What do people think of such an ability?
Have people implemented something similar as part of their own FreeBSD-based solutions?
If we have the ability to suppress certain kinds of output, do we still want save the supressed output somewhere and do we want to be able to have fine-grained control over that too?
A while ago I was faced with a similar issue, mostly dealing with debug levels.
What I came up with was an IDL for defining debug levels and an API for accessing them via string lookup.
In effect one could define a tree, akin to sysctl that provided all these layers.
Additionally the API allowed for recursive incrementing and decrementing the nodes in the tree.
Effectively a description file like this:
all all.kern all.kern.dev all.kern.dev.fxp all.kern.dev.fxp.rx all.kern.dev.fxp.tx all.kern.nfs all.kern.nfs.client all.kern.nfs.client.nfsiod all.kern.nfs.server ..
Then inside the program one would simply write:
alfred_printf(all_kern_dev_fxp, 1, "Fxp initialized");
then maybe in the rx routine:
alfred_printf(all_kern_dev_fxp_rx, 2, "Fxp got packet");
the IDL "compiler" would emit a header with extern declarations for all of these integers and a C file with then instantiated along with a lookup table to map strings to these integers.
A small library would then allow for the operations to either increase or decrease a particular debug integer or recursively operate on a subtree.
This allowed one to for instance make fxp _very_ verbose for a short time.
Since the alfred_printf directly pointed at the integer in question the overhead of not printing was simply a branch.
For extremely hot spots I would conditionally compile in the code for logging, but in practice this was hardly needed.
You could see this being a system where all.kern.log is set to 1 by default, with everything off, an api for setting log variables via the loader (tunables) would provide for adequate means of setting the debug knobs early on.

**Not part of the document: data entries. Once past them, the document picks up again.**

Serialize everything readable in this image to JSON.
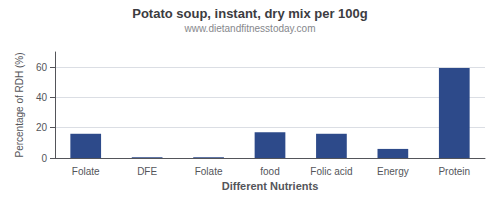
{
  "chart_data": {
    "type": "bar",
    "title": "Potato soup, instant, dry mix per 100g",
    "subtitle": "www.dietandfitnesstoday.com",
    "xlabel": "Different Nutrients",
    "ylabel": "Percentage of RDH (%)",
    "categories": [
      "Folate",
      "DFE",
      "Folate",
      "food",
      "Folic acid",
      "Energy",
      "Protein"
    ],
    "values": [
      16,
      0.5,
      0.5,
      17,
      16,
      6,
      59.5
    ],
    "color": "#2d4a8a",
    "ylim": [
      0,
      70
    ],
    "yticks": [
      0,
      20,
      40,
      60
    ],
    "grid": true
  }
}
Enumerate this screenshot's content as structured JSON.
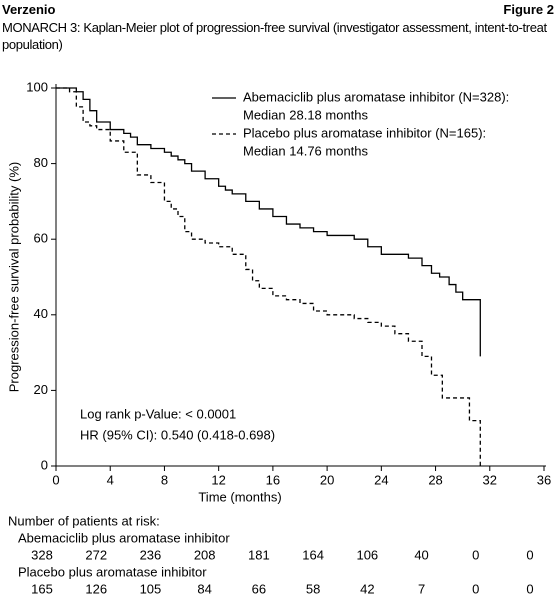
{
  "header": {
    "left": "Verzenio",
    "right": "Figure 2"
  },
  "chart_data": {
    "type": "step",
    "title": "MONARCH 3: Kaplan-Meier plot of progression-free survival (investigator assessment, intent-to-treat population)",
    "xlabel": "Time (months)",
    "ylabel": "Progression-free survival probability (%)",
    "xlim": [
      0,
      36
    ],
    "xticks": [
      0,
      4,
      8,
      12,
      16,
      20,
      24,
      28,
      32,
      36
    ],
    "ylim": [
      0,
      100
    ],
    "yticks": [
      0,
      20,
      40,
      60,
      80,
      100
    ],
    "series": [
      {
        "name": "Abemaciclib plus aromatase inhibitor (N=328):",
        "legend_note": "Median 28.18 months",
        "color": "#000000",
        "line_style": "solid",
        "x": [
          0,
          1.5,
          2,
          2.5,
          3,
          4,
          5,
          5.5,
          6,
          7,
          8,
          8.5,
          9,
          9.5,
          10,
          11,
          12,
          12.5,
          13,
          14,
          15,
          16,
          17,
          18,
          19,
          20,
          21,
          22,
          23,
          24,
          26,
          26.5,
          27,
          27.7,
          28.3,
          29,
          29.5,
          30,
          31.3
        ],
        "values": [
          100,
          99,
          97,
          94,
          91,
          89,
          88,
          87,
          85,
          84,
          83,
          82,
          81,
          80,
          78,
          76,
          74,
          73,
          72,
          70,
          68,
          66,
          64,
          63,
          62,
          61,
          61,
          60,
          58,
          56,
          55,
          55,
          53,
          51,
          50,
          48,
          46,
          44,
          29
        ]
      },
      {
        "name": "Placebo plus aromatase inhibitor (N=165):",
        "legend_note": "Median 14.76 months",
        "color": "#000000",
        "line_style": "dashed",
        "x": [
          0,
          1,
          1.5,
          2,
          2.5,
          3,
          4,
          5,
          6,
          7,
          8,
          8.5,
          9,
          9.5,
          10,
          11,
          12,
          13,
          14,
          14.5,
          15,
          16,
          17,
          18,
          19,
          20,
          22,
          23,
          24,
          25,
          26,
          27,
          27.7,
          28.5,
          30.5,
          31.3
        ],
        "values": [
          100,
          99,
          95,
          91,
          90,
          89,
          86,
          83,
          77,
          75,
          70,
          68,
          66,
          62,
          60,
          59,
          58,
          56,
          52,
          49,
          47,
          45,
          44,
          43,
          41,
          40,
          39,
          38,
          37,
          35,
          33,
          29,
          24,
          18,
          12,
          0
        ]
      }
    ],
    "annotations": [
      "Log rank p-Value: < 0.0001",
      "HR (95% CI): 0.540 (0.418-0.698)"
    ],
    "at_risk": {
      "title": "Number of patients at risk:",
      "groups": [
        {
          "name": "Abemaciclib plus aromatase inhibitor",
          "counts": [
            328,
            272,
            236,
            208,
            181,
            164,
            106,
            40,
            0,
            0
          ]
        },
        {
          "name": "Placebo plus aromatase inhibitor",
          "counts": [
            165,
            126,
            105,
            84,
            66,
            58,
            42,
            7,
            0,
            0
          ]
        }
      ]
    }
  }
}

One last facility that I have implemented, but not within the same system is a count-down for how many log records to emit. for instance, I may want to sample about 1000 records from fxp, therefore I would provide a count down integer for the driver itself that would be set to 1000 and if both the log level is set, AND the integer is greater than zero, then the log message would be emitted as well as the integer decremented.